Mentre ormai mancano poco meno di tre mesi al referendum del 23 giugno, nel quale i britannici decideranno se vogliono uscire o meno dall’Unione europea, nei giorni scorsi è intervenuto nel dibattito sul «Brexit» anche Tony Peck, segretario generale della Federazione battista europea (Ebf), che ha invitato i battisti britannici a riflettere sul voto alla luce di alcuni aspetti della storia e identità battista.

In un suo articolo pubblicato qualche giorno fa sul Baptist Times, Peck richiama in primo luogo le origini del battismo, quando nel 1609 un gruppo di perseguitati dalla Chiesa di Stato inglese, a motivo della loro fede, lasciarono l’Inghilterra e si rifugiarono in Olanda dove trovarono accoglienza nella tollerante Amsterdam. Nel continente, i separatisti inglesi – interagendo con le idee religiose e politiche dell’Europa – ampliarono la loro visione teologica. In particolare, a seguito dell’incontro con gli anabattisti continentali, i battisti sposarono la allora nuova e radicale nozione di libertà religiosa per tutti, non solo per se stessi. Con questo patrimonio, i battisti fecero ritorno in Inghilterra.
«La storia battista è dunque nata sia in un contesto europeo sia inglese, ed è profondamente influenzata da entrambi. Voglio invitare i battisti britannici a riflettere su alcuni aspetti della nostra storia e identità battista che potrebbero ispirare il nostro voto».

Alla luce del suo lavoro con le Unioni e Convenzioni battiste europee appartenenti alla Federazione battista europea, Tony Peck afferma di conoscere da vicino il lavoro dell’Unione. Certamente essa ha bisogno di riforme, in particolare «ha bisogno di riconoscere il suo fallimento collettivo nell’affrontare l’aggravarsi della crisi dei rifugiati. Ma credo che per il nostro paese questo sia il momento di non sottrarsi alle sfide, ma di rimanere solidale con gli altri membri della UE e di essere parte della soluzione».
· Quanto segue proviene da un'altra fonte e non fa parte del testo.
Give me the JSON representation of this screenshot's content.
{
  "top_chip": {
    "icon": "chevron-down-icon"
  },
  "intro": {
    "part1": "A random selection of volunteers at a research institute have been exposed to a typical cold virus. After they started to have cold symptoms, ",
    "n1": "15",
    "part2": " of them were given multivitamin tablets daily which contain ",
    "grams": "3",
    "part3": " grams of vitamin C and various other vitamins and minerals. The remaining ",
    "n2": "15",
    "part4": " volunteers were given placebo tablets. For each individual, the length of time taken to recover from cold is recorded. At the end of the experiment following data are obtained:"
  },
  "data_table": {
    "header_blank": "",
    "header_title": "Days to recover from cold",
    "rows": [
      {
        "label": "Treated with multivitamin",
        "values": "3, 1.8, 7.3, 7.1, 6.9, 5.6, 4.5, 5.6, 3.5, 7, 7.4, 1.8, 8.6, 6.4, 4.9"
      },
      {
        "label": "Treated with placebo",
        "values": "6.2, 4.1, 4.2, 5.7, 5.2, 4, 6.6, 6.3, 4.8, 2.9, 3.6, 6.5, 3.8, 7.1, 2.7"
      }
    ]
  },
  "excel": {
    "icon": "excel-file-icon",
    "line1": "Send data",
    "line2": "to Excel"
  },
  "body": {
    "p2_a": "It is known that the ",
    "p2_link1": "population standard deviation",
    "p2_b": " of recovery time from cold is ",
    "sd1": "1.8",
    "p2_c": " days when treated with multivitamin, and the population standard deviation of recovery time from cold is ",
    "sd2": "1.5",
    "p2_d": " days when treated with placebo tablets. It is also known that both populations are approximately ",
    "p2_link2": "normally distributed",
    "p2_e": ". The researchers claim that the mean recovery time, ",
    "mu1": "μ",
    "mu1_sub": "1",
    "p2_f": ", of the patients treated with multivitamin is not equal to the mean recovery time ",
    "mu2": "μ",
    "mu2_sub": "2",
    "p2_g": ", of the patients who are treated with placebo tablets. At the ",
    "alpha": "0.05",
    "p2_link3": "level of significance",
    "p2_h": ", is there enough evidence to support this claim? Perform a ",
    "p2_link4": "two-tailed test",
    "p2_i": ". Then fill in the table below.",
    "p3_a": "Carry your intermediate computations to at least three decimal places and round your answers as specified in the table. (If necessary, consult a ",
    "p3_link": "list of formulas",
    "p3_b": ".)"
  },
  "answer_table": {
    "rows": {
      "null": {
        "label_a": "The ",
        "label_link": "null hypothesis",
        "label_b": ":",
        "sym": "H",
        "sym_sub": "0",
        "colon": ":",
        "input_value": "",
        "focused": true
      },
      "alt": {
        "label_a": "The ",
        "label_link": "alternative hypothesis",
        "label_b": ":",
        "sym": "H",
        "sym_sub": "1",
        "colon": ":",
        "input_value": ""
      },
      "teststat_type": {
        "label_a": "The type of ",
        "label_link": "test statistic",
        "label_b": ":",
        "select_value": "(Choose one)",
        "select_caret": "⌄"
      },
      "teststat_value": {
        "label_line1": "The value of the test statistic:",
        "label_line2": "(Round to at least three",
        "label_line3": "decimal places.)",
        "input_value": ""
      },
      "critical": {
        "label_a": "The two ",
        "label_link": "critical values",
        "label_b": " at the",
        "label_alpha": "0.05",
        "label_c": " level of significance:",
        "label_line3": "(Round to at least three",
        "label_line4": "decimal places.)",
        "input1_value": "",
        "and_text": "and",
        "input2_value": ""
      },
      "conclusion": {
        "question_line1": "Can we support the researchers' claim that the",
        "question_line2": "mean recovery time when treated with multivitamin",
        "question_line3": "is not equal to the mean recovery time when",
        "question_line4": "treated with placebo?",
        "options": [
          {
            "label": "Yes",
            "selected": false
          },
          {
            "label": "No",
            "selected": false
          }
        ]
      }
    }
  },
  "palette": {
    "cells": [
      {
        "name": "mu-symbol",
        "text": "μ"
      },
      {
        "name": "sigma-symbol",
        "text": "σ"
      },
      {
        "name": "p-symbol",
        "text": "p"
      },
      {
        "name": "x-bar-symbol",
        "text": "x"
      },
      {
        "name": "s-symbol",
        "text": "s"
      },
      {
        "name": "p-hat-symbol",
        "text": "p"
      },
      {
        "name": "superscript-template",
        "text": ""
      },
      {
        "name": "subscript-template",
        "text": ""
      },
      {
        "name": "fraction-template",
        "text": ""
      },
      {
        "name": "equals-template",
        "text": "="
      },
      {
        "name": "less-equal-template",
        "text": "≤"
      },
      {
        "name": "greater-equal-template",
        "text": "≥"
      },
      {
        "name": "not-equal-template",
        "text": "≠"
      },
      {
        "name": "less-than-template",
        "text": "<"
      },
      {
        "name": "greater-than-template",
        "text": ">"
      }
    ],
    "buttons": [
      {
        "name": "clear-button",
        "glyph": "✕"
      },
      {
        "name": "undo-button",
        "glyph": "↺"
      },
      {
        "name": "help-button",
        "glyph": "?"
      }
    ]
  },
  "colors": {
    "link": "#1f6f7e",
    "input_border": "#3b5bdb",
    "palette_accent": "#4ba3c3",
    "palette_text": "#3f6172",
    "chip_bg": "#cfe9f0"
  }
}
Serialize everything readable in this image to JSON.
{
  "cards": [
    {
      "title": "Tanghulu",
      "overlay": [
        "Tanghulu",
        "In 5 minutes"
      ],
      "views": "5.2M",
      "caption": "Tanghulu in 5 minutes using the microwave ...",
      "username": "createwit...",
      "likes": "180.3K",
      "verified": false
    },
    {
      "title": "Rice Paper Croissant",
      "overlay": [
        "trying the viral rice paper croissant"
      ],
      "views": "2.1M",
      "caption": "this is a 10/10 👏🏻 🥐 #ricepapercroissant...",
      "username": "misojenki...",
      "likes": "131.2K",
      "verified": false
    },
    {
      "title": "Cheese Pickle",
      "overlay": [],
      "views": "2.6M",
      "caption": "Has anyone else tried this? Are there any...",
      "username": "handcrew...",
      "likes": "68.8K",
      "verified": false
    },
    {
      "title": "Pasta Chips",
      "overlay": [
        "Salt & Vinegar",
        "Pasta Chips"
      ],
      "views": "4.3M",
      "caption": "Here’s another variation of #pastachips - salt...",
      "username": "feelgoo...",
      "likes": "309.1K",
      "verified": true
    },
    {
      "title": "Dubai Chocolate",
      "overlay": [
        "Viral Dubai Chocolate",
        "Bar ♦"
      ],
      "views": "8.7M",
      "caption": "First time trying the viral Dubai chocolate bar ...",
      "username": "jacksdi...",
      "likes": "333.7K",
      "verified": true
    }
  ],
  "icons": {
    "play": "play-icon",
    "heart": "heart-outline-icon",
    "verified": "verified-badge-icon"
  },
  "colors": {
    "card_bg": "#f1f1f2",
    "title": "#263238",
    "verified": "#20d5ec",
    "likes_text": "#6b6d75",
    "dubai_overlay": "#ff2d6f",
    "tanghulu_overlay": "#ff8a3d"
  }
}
Peck afferma che le radici del battismo inglese sottolineano «l’interdipendenza» delle chiese, non l’indipendenza, che è stata successiva. «Fin dai primi tempi – ha detto Peck – abbiamo abbracciato l’idea che come chiese abbiamo bisogno di aiutarci e consigliarci reciprocamente e che questa è una parte necessaria dell’essere una chiesa locale. Allo stesso modo, l’isola-nazione che siamo, ha bisogno di capire l’interdipendenza delle nazioni, e che l’Unione europea ha fatto finora del suo meglio per stimolare questo senso di solidarietà all’interno di una comunità di nazioni. Tale solidarietà ha avuto al suo centro la nozione che i più forti aiutano i deboli, con un particolare interesse per la promozione dei diritti umani di coloro che soffrono la povertà, le persecuzioni e l’ingiustizia. Questa è stata certamente la visione della solidarietà valuta dai padri fondatori dell’UE, una visione che è offuscata quando l’UE è vista solo come strumento di ricchezza economica».

In conclusione, Peck esprime a chiare lettere una preoccupazione nel caso in cui prevalesse la volontà di uscita dall’Unione: «La possibile uscita della Gran Bretagna dall’UE renderebbe il nostro spirito nazionale meno generoso e accogliente dando, in qualche modo, il “permesso” a tendenze xenofobe di emergere e di tradursi anche in politica. Alla fine alcuni sosterranno che il Regno Unito può fare tranquillamente ogni cosa al di fuori dell’Unione Europea. Ma la mia esperienza di servizio nella Federazione battista europea mi convince che essere al di fuori dell’Unione minerà la solidarietà fondamentale tra le nazioni europee su cui è stata fondata l’Unione europea. Continuo a credere che questo senso di solidarietà sia un valore profondamente cristiano, che sarà meglio onorato, rimanendo nella famiglia europea delle nazioni».